One does measure oneself by the usual standards of success.
When writing about any great writer – or indeed about anyone who has achieved great things – one can’t help but compare oneself.
*
(Throughout his life, Philip Larkin often measured himself against Auden. Auden, for him, was the Truly Great Man: Philip Larkin loved Auden. When he bought a car in 1984, for example, an Audi, he said he liked the name ‘because it reminds me of Auden’. In a letter to a friend in 1959, extolling the virtues of Auden’s poem ‘Night Mail’, he wrote in horrible realisation, ‘HE’D BE ABOUT SEVEN YEARS YOUNGER THAN ME,’ but then quickly added, ‘I reckon he’d shot his bolt by the age of 33, actually.’ Again, when Larkin was awarded the Queen’s Medal for Poetry in 1965, he told an interviewer, ‘Take this Queen’s Medal.
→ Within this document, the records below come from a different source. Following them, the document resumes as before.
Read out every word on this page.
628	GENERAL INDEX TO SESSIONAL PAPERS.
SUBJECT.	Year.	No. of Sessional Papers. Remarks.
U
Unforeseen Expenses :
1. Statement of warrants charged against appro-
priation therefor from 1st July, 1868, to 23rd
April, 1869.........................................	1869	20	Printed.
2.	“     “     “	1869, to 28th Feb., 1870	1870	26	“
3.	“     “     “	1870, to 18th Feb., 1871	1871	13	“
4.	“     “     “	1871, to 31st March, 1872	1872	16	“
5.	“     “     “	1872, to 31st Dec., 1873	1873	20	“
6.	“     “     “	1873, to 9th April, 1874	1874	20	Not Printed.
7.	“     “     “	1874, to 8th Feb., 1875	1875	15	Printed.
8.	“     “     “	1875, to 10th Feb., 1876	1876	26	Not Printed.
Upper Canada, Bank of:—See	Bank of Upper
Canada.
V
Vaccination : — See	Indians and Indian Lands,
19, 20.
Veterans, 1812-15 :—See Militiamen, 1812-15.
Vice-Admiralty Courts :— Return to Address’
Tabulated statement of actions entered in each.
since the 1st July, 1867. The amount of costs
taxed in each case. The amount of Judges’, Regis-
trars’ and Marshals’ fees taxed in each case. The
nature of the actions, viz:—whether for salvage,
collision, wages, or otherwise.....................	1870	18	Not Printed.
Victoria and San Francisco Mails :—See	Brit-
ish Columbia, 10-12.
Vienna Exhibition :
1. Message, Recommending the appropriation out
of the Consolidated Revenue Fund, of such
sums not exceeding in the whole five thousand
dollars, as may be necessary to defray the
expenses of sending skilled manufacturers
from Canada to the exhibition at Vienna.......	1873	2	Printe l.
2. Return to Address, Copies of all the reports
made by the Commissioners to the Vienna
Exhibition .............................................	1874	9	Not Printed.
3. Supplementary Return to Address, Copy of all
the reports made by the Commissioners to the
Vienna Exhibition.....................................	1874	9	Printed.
I’m 42, but he got it for “Look, Stranger!” when he was 30. Mind you, I feel he was played out as a poet after 1940.’ This scuttering between despair and disdain is typical of Larkin in general but it is also typical of his attitude towards Auden in particular. He prefaced a home-made booklet of poems in 1941 with the gulping confession ‘I think that almost any single line by Auden would be worth more than the whole lot put together.’ When, in 1972, Auden’s bibliographer Barry Bloomfield asked Larkin if he might be his next subject, Larkin expressed both delight and dismay: Bloomfield ‘has switched to me now Auden’s gone’, he told his friend Anthony Thwaite; ‘I am not much more than a five-finger exercise after Auden,’ he apologised to Bloomfield.)